Con la suavidad de una mariposa, una sonrisa se posó en los labios de Wells, que descubrió que el alcohol había destensado sus facciones lo suficiente para no espantarla con el rictus de animadversión que había esgrimido desde el comienzo de la charla. Aunque, para su sorpresa, tampoco deseaba hacerlo.
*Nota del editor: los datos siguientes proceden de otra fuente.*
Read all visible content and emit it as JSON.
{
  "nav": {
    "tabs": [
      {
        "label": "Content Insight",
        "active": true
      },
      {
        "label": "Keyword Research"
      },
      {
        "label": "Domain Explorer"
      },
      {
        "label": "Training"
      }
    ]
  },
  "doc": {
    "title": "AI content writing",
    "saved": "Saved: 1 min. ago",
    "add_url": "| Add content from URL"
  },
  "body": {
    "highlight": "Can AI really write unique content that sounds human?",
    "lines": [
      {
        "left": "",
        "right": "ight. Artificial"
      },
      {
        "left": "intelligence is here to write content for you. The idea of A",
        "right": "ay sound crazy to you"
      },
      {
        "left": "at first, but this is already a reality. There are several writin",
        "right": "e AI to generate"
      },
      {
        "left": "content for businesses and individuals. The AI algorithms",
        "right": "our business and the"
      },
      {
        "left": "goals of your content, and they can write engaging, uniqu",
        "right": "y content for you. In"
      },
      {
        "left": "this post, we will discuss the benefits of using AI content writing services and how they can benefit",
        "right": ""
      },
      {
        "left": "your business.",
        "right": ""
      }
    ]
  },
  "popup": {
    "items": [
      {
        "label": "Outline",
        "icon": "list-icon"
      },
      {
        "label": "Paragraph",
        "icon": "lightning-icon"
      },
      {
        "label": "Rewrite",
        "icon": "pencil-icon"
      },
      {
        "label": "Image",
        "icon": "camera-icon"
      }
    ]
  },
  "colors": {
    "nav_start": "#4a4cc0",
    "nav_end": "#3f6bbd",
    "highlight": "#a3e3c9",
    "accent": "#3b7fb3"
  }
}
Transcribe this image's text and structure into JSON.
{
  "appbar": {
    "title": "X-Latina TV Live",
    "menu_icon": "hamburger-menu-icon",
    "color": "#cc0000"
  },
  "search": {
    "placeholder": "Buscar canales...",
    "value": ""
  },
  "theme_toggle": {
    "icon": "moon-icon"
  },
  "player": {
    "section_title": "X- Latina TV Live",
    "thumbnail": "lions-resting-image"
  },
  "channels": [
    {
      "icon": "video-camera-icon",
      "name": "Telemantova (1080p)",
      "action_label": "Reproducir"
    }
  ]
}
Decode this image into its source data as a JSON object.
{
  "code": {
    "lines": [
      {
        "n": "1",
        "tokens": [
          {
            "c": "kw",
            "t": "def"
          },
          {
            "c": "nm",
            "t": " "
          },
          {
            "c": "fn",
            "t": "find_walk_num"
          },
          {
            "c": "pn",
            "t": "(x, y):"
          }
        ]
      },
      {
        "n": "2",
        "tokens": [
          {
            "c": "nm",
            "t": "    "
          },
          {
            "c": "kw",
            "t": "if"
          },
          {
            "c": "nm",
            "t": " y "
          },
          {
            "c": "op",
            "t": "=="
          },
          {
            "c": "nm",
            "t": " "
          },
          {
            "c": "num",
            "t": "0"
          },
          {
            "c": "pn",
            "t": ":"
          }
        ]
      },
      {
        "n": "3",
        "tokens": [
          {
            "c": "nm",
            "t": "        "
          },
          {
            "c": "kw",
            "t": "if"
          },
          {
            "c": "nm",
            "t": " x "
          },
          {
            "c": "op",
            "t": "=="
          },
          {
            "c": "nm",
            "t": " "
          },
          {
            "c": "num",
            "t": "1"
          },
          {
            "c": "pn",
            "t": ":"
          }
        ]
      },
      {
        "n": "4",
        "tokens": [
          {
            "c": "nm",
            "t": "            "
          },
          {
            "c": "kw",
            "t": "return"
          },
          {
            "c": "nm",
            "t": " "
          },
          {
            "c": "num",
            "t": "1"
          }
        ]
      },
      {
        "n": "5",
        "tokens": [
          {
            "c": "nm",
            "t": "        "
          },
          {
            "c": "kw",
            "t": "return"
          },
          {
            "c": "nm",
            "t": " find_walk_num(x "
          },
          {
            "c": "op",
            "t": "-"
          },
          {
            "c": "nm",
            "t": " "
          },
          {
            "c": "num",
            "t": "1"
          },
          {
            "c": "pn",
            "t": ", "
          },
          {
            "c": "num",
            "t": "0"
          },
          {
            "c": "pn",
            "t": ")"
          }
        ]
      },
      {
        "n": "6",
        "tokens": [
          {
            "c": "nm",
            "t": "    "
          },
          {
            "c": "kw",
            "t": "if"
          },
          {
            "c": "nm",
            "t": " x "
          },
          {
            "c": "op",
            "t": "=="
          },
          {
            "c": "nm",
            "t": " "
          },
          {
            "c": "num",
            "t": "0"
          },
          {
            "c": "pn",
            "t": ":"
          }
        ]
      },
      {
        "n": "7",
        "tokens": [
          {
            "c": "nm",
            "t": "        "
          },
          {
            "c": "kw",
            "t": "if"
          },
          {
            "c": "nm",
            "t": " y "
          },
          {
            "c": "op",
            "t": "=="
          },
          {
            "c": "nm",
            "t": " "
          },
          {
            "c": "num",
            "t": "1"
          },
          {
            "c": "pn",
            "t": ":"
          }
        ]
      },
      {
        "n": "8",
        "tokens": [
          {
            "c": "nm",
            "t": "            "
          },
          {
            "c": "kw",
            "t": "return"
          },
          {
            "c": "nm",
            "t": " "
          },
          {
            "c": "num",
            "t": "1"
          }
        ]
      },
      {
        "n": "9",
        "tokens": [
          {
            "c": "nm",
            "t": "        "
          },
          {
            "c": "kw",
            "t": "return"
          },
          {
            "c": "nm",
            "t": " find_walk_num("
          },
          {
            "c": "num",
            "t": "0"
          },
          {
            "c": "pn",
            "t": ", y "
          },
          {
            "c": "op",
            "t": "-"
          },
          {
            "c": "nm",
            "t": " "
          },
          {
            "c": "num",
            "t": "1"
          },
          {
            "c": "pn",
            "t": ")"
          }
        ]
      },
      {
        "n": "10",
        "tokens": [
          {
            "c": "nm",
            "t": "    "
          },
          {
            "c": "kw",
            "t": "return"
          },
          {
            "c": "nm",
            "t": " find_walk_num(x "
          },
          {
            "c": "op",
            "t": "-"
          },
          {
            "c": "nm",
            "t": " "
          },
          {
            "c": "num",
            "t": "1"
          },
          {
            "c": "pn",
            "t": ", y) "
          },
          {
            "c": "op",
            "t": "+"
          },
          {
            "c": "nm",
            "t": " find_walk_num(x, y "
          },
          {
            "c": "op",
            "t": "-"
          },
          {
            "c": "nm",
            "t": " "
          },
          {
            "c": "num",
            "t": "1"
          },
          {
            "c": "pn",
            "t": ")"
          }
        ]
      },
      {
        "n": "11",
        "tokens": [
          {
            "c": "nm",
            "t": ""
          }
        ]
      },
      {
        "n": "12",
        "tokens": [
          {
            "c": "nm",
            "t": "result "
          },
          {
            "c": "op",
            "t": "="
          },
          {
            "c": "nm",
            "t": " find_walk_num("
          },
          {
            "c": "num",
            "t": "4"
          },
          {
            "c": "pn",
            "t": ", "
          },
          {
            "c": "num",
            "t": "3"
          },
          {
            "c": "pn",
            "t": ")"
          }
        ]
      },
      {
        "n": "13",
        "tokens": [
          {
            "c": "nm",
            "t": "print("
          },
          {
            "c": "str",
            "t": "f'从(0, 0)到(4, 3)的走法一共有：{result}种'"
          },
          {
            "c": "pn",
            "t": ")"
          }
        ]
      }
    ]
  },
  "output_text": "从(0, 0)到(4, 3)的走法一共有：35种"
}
Aquella sonrisa se la había arrancado Serviss limpiamente, y allí debía permanecer. Desbaratarla sería como suturarse las heridas durante un duelo con florete.
—Desde luego, lo que no podemos negar es el empeño del hombre por comunicarse con los presuntos seres del espacio —dijo Serviss, logrando que tras lo que a Wells se le antojó un gesto de ilusionismo, aparecieran sobre la mesa dos nuevas jarras de cerveza llenas hasta los bordes—. ¿Te acuerdas de aquel matemático alemán que intentó reflejar la luz del sol hacia los planetas con un artefacto inventado por él mismo llamado heliotropo? ¿Cómo se llamaba el tipo? ¿Grove?
—Grau. O Gauss —dudó Wells.
—Ah, sí, Gauss. Se llamaba Carl Gauss.
—También propuso que sobre la estepa rusa se plantara un gigantesco triángulo rectángulo de pinos para que los observadores de otros mundos comprendieran que en la Tierra existían seres capaces de entender el teorema de Pitágoras —recordó Wells.
—Sí, es cierto. —Serviss rió—. Sostenía que ninguna figura geométrica podría interpretarse como una construcción intencionada.